Photo © Michael Sommers.

My sister and I just returned from a 3-week trip along the coast of Bahia. One of the largest states in Brazil, Bahia is about the size of France. Although (sadly) there are no high-speed TGV trains to whisk one around, a surprisingly diverse array of transportation options is available. As we were constantly on the move, working our way up and down the coast – Bahia boasts the longest (932 km/580 miles) and one of the most beautiful coastlines in the country – with the exception of airplanes, we sampled them all:


Buses in Brazil link cities and towns of all sizes. They are plentiful, comfortable, and surprisingly punctual. During this trip, we took two types: long-distance expresso buses and local convencional buses.


Expressos, which only hit major towns, are outfitted with plush seats that lean back considerably and complimentary filtered water at the rear (next to the bathroom). The drawback is that they’re air-conditioned, i.e. the windows are hermetically sealed and, in order to counteract the heat emanating from 60 snoozing bodies, the driver proceeds to blast air at glacial temperatures throughout the vehicle. This is why savvy Brazilians travel with caps, hoodies, scarves, thick socks, and even sheets and blankets (yes, even though this is the tropics).


Convencionais are more basic (but still moderately plush) buses that operate on local routes. For better or for worse, they’ll stop wherever a passenger wants (even in the middle of nowhere). For this reason, such buses are nicknamed “pinga pingas” – literally “drop drops” (i.e. of water) – because, like a leaky faucet, they’re constantly dropping and picking up passengers (thus making for a longer voyage). On the upside, convencionais are mercifully not air-conditioned; cooling is provided by good, old-fashioned breezes streaming in through the open windows.

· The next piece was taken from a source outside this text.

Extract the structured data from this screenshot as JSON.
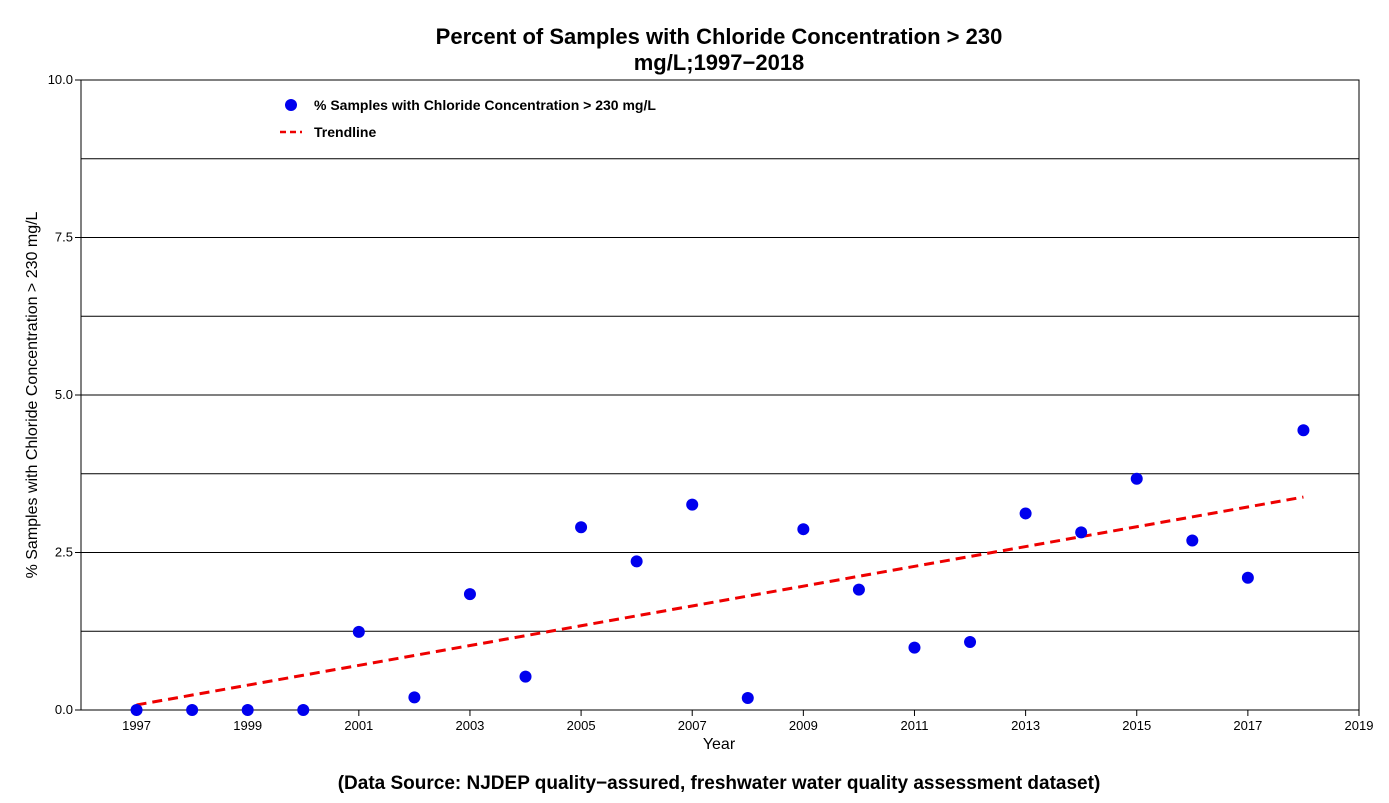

Small and medium-sized towns throughout Brazil, particularly in the Northeast, thrive on motorcycle taxis. In fact, many towns boast entire fleets whose drivers (usually young men) huddle together at designated moto-taxi stands, dressed in brightly colored company t-shirts. If you’re traveling light and solo, there’s nothing like sailing over a red dirt road or along a low-tide beach with the wind in your hair (or smacking against your helmet). Don’t be afraid to hold your driver tightly (this won’t be construed as sexual harassment), especially when navigating the inevitable cobblestones, curves, and quebra molas (speed bumps).

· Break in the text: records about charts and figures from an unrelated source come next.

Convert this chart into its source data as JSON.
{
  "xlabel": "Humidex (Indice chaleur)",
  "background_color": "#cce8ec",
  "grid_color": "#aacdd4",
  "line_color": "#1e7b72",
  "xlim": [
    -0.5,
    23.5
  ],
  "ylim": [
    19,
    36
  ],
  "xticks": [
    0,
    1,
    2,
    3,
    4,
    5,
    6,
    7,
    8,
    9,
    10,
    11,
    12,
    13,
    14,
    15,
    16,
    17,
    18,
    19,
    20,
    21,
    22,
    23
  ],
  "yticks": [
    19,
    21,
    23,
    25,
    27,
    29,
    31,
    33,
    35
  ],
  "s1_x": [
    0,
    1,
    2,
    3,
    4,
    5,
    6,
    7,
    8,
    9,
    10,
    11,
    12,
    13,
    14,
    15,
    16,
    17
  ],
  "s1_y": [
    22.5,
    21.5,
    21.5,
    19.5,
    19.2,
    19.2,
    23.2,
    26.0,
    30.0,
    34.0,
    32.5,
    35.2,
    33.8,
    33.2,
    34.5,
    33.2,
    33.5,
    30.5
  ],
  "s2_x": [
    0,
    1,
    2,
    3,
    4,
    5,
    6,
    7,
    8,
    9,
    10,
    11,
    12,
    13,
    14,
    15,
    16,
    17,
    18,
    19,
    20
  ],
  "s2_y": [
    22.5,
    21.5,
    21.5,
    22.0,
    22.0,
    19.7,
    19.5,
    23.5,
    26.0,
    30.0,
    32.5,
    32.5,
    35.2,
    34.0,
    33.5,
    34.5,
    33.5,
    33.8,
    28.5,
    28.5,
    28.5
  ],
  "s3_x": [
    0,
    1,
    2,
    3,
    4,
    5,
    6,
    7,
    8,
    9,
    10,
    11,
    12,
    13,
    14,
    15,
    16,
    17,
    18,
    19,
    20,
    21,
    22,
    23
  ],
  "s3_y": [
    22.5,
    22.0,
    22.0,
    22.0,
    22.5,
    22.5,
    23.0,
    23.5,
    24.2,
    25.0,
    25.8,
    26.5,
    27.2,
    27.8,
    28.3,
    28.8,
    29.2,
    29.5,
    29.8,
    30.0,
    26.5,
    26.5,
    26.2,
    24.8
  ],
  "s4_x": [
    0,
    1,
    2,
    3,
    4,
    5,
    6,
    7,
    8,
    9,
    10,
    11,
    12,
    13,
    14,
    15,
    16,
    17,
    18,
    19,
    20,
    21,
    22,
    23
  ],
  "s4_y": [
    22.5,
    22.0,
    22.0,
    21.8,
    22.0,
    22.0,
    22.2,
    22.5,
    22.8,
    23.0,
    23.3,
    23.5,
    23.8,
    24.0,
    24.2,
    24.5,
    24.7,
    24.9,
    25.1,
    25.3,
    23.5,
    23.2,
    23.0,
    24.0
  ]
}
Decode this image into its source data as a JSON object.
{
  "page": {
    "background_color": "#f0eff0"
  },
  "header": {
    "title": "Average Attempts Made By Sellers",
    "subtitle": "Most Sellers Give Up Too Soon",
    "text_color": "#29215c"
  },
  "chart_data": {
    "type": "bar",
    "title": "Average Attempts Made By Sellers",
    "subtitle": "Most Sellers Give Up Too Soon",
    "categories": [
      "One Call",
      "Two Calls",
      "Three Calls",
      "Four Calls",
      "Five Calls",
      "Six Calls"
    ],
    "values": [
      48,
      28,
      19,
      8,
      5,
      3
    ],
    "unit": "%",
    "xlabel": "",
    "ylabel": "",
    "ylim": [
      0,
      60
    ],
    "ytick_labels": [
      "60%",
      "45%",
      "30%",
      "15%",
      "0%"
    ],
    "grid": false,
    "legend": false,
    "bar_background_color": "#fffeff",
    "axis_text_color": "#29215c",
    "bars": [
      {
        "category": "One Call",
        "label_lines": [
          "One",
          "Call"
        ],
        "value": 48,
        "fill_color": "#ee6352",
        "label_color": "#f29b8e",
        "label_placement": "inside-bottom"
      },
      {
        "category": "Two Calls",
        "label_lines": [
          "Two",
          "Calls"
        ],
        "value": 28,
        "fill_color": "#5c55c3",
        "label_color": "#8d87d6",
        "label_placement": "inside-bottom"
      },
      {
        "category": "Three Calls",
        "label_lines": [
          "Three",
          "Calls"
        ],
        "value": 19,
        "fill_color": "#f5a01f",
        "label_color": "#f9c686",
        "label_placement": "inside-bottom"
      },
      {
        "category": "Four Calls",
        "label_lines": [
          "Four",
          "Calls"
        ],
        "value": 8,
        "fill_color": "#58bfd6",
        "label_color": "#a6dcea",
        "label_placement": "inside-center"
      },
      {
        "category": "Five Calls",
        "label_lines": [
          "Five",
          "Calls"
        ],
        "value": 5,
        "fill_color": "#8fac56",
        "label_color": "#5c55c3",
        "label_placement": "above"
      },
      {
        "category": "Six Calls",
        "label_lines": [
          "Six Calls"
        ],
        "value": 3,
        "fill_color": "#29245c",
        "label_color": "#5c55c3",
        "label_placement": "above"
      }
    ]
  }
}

If you’re traveling with lots of luggage and/or lots of people, over long distances and difficult roads, and/or it’s raining, there’s nothing like hailing a cab (you’d be surprised the places they’re willing to take you). In smaller towns, taxis aren’t metered. Instead, drivers will have fixed rates within town limits as well as to specific points such as faraway beaches, natural attractions, and secluded hotels in the middle of nowhere. In some cases, they will have a printed tabela (table) with rates to various destinations (which they won’t voluntarily display). If the distance is far, you’re entitled to negotiate; if you’re skilled, you’ll succeed in knocking a few reais off the fare. In Brazil, a good taxi driver is a valuable asset; if you hit it off with your cabbie, ask for his (or her) card with phone number for future rides.

Speed boats

Known as lanchas (as in “launches”), they are often the only way to get to far-flung beaches as well as islands such as Morro de São Paulo and Boipeba. Scenic, yes. Speedy – not always – but they’re usually much more so than regular cheaper, larger, and slower barcos (boats). Lanchas can also be a little cramped since the operators will have no compunction about filling them up to the gills with passengers. Schedules often change with the tides. It’s best to purchase tickets in advance so you’re not stranded.


On islands such as Morro de São Paulo and Boipeba, there are no cars – only jegues (donkeys) and tractors. Hitched to wagons with wooden benches (see above photo), tratores are the only way to get around the “interiors” of these islands, particularly between isolated fishing villages. Schedules are unheard of – usually a minimum of 4 people is required to incite a tractor driver to undertake a journey; the more passengers hop aboard, the cheaper the ride.


Few things are more idyllic than walking a kilometer or two down a deserted palm-fringed beach – unless, that is, you’re heading to your secluded beachfront hotel, laden down with luggage, and a broiling sun is beating down from above. For this reason, you’ll be happy to fork out a few reais to the muscular, agile, barefoot boys and young men who, armed with carrinhos de mão (wheelbarrows), will effortlessly wheel your luggage along the most slip-siding terrain while you trudge along behind, trying in vain to keep up these fleet-footed Fred Astaires of the sand.